Выбрать главу

 

21/IV, 31. И Артем Веселый, и Гладков — оба были у Горького в Италии — бранят его. Артем рассказывает: быт Горького ужасен. Встают поздно — завтракают. Часа через два — едят. Часа через три — обед. Длится несколько часов — собирается много народа. Вино. Разговоры о пустяках. Когда же он работает? Черт его знает: урывками. Оба утверждают, что он мало читает, что все ответы на письма — по кратким резюме. Рядом с его виллой — дом для гостей. — Живет широко, многих кормит, кто приезжает. Но живет «для себя».

 

Статья Горького — об издательской работе, о недобросовестности и пр. в «Правде» и «Известиях» — вызвала шум в писательской среде33. Он справедливо вздул и ГИЗ и ГИХЛ — за безобразную работу, за неграмотных редакторов, за «прорывы» и пр. Но мимоходом он обругал нескольких писателей — так, <за> здорово живешь, походя, — среди них некоторых зря. Обругал, между прочим, и А. Окулова34. На заседании правления Союза он обрушился на Горького с бранью и упреками, говорил о том, что Горький гадил на революцию и т. д.35. Лидин — председательствовал — был в замешательстве и панике. Что делать? Выручил Эфрос, он внес предложение такого характера, что Союз не станет вмешиваться, что Окулов должен подать заявление, написать в газету — словом, что-то в этом роде. Но писательская публика — на стороне Окулова. Странная вещь: писатели Горького не любят, не терпят. О нем со злобой говорит Пришвин. С иронией — Сергеев-Ценский. С завистью и недоброжелательством — остальные.

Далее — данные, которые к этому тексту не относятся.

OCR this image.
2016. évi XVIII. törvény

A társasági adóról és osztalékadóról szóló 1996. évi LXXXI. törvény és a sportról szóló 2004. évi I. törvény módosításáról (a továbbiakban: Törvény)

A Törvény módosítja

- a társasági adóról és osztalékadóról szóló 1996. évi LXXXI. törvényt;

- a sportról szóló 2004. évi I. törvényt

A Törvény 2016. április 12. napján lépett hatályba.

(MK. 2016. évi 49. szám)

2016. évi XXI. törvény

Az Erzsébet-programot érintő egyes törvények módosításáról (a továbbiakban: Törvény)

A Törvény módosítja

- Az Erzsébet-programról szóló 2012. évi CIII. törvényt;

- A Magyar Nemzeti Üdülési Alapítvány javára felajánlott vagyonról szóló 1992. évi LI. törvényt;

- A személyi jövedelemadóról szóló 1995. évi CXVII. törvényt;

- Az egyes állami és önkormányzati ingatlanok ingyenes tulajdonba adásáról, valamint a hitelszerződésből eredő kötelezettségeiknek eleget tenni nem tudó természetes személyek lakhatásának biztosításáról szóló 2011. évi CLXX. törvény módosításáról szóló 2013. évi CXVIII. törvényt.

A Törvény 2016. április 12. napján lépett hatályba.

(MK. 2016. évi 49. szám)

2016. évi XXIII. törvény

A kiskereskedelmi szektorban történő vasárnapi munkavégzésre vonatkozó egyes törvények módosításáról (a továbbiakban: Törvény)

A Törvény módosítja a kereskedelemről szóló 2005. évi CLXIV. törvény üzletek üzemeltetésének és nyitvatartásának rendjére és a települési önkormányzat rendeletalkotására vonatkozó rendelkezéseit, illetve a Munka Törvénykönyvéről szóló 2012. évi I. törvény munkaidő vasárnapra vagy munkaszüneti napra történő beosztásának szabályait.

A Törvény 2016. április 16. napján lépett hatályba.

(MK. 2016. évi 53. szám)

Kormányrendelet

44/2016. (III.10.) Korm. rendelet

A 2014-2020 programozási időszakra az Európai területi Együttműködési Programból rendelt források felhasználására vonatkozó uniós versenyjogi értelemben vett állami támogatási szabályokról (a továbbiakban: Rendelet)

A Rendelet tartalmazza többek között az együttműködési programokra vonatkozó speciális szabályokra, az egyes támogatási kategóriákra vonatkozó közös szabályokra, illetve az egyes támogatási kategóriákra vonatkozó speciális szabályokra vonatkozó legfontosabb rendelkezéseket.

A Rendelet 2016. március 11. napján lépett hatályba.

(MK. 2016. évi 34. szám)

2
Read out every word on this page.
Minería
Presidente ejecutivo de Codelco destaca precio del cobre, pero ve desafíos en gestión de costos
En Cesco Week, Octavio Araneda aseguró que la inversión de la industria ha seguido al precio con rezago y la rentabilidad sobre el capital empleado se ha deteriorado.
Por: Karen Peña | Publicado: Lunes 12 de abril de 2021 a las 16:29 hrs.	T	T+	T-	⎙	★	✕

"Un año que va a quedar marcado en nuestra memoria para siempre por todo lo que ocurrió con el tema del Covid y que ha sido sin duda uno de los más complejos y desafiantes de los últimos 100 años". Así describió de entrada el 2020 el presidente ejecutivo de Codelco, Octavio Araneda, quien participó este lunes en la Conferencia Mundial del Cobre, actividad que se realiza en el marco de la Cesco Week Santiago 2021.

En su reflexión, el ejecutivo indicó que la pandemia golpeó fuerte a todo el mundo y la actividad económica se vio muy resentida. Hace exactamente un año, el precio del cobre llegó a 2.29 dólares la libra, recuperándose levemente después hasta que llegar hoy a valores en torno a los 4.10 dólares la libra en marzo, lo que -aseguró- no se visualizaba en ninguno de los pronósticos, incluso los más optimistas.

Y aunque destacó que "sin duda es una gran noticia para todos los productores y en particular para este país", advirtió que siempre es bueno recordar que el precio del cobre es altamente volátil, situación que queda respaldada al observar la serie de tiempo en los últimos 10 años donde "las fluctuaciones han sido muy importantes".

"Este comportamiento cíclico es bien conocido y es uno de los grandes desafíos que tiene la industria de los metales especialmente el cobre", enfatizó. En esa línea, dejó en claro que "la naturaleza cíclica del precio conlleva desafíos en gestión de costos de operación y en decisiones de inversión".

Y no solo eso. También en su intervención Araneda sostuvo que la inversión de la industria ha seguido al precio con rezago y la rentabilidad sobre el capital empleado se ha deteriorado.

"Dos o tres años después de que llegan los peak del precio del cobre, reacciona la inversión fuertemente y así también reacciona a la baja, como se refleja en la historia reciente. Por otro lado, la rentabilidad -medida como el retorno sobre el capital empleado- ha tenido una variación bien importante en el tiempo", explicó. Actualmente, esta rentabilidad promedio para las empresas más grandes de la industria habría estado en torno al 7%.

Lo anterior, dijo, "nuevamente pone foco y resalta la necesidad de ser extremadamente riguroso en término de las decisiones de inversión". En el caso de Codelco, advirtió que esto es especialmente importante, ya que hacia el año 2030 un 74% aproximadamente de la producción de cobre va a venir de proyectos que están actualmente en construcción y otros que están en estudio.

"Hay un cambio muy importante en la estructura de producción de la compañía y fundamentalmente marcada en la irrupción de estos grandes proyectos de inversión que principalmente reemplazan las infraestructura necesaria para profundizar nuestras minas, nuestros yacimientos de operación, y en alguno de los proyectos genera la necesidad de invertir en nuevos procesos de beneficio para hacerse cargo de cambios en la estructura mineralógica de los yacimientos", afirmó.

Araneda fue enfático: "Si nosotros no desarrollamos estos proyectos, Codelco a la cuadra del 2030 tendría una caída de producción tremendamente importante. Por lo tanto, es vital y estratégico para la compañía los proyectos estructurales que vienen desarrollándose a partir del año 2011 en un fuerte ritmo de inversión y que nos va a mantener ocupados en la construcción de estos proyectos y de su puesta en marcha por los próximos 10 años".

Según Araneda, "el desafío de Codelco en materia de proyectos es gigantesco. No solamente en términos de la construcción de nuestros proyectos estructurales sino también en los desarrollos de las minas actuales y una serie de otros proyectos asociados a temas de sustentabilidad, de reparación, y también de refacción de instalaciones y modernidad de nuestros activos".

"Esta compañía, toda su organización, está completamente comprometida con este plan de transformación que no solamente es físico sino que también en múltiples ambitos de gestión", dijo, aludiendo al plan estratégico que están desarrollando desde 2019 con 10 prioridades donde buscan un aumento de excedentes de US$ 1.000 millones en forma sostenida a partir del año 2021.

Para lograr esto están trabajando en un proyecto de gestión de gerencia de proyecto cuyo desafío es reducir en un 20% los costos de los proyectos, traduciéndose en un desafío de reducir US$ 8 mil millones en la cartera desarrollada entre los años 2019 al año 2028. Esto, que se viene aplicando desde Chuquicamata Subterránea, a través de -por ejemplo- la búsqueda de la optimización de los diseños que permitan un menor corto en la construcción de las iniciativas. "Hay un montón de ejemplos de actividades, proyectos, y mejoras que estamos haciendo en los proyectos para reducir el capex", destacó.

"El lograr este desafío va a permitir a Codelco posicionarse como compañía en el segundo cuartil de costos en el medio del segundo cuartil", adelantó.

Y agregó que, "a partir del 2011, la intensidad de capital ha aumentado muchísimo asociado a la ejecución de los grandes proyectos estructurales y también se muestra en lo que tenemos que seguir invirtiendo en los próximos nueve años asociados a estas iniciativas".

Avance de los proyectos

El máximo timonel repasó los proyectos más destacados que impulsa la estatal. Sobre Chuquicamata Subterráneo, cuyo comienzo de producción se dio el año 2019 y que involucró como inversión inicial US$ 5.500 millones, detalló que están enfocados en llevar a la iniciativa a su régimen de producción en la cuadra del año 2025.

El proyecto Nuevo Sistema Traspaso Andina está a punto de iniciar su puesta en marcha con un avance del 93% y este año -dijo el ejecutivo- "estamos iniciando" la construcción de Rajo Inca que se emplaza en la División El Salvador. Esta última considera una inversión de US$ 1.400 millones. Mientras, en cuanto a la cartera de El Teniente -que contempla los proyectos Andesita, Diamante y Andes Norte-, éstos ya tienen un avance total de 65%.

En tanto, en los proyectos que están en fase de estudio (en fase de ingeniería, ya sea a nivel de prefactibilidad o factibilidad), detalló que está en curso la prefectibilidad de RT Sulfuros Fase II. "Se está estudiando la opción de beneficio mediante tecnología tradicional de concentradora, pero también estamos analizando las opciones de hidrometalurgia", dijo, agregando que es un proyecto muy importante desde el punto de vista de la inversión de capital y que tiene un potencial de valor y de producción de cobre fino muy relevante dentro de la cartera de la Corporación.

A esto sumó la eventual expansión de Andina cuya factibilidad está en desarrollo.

А друзья — кто они?

 

28/IV, 31. Асеев «двурушничает». Малышкин рассказывает, как в ЦК, во время беседы делегации Союза писателей со Стецким, лишь только упоминалось имя «Нового мира», Асеев неизменно врывался в разговор с недоброжелательными замечаниями. А приходит в редакцию — любезен, просителен, как ни в чем не бывало. Человек с камнем за пазухой.

 

Вчера, на вечере в «Новом мире», он читал поэму про ОГПУ36. Четко сделанная вещь, даже с блеском, но холодная, головная. Он, очевидно, идет по стопам Маяковского: наступает на горло собственной песне. Внутренне лирик, чуждый пафосу индустриальной революции. Но других путей нет, а хочет быть «всем». После Маяковского — считает себя «первым». Берет себя в руки и заставляет себя делать вещи, которые, по его мысли, «нужны» эпохе. Bыполняет «социальный заказ». Но выходит холодно, без огня.

 

М. И. Калинин подметил это. Читали стихи Антокольский, Асеев, Кирсанов, Молчанов37 и, последним, Пастернак. Про первых четырех Калинин заявил: не поэзия это, а рифмованная публицистика. Особенно он напал наКирсанова: последний прочитал вступление к поэме «Золотой век». Здесь он, похлопывая по плечу Платона, сверху вниз смотрел на античную культуру, козырял именами софистов, неоплатоников, стоиков и т. д. Вещь поверхностная, сделанная с налету. Калинин заявил ему: «Знания не видно, желания учиться не видно. Послушают такие наши вещи и скажут — „невежды”. Как вы пишете о Платоне? А читали вы Платона? Легкомысленно, поверхностно выходит все это...» Он после того, как уже оделся, стал разговаривать о поэзии. Его обступили кружком. Он заявил: я консерватор. Я считаю поэзией то, что можно петь. А ваши стихи, и вообще последние стихи, — петь нельзя. Это не поэзия. Вот Гейне — поэт. Каждую вещь его можно петь. «Левый марш» Маяковского можно петь. А у нас пишут стихи — от головы, без музыки. В стихе первое дело — музыка. Надо от души, от сердца петь. Раз меня Есенин спросил: поэт я или нет. Я ответил: не поэт, потому что не знаю, что тебя поет народ. Вот напиши так, чтобы народ стал тебя петь, тогда поверю, что ты поэт. Он <Калинин> не понимает современных исканий формы. «Я за старую форму. Вот говорят про нашу музыку: а своей оперы мы не создали. А то, что создали, — дрянь. А старая — слушай, всегда приятно». Эти высказывания задели многих. Когда он сказал Кирсанову: «Прежде такие поэмы писали раз в десять лет. Надо поучиться», — Асеев бросил: «Да, конечно, к шестидесяти годам тогда напишет поэму». Лицо Асеева, когда он слушал Калинина о «публицистичности» прочитанных стихов, стало серым и злым. Он как будто внутренне говорил: «Сволочь, для тебя стараюсь, а ты морду воротишь».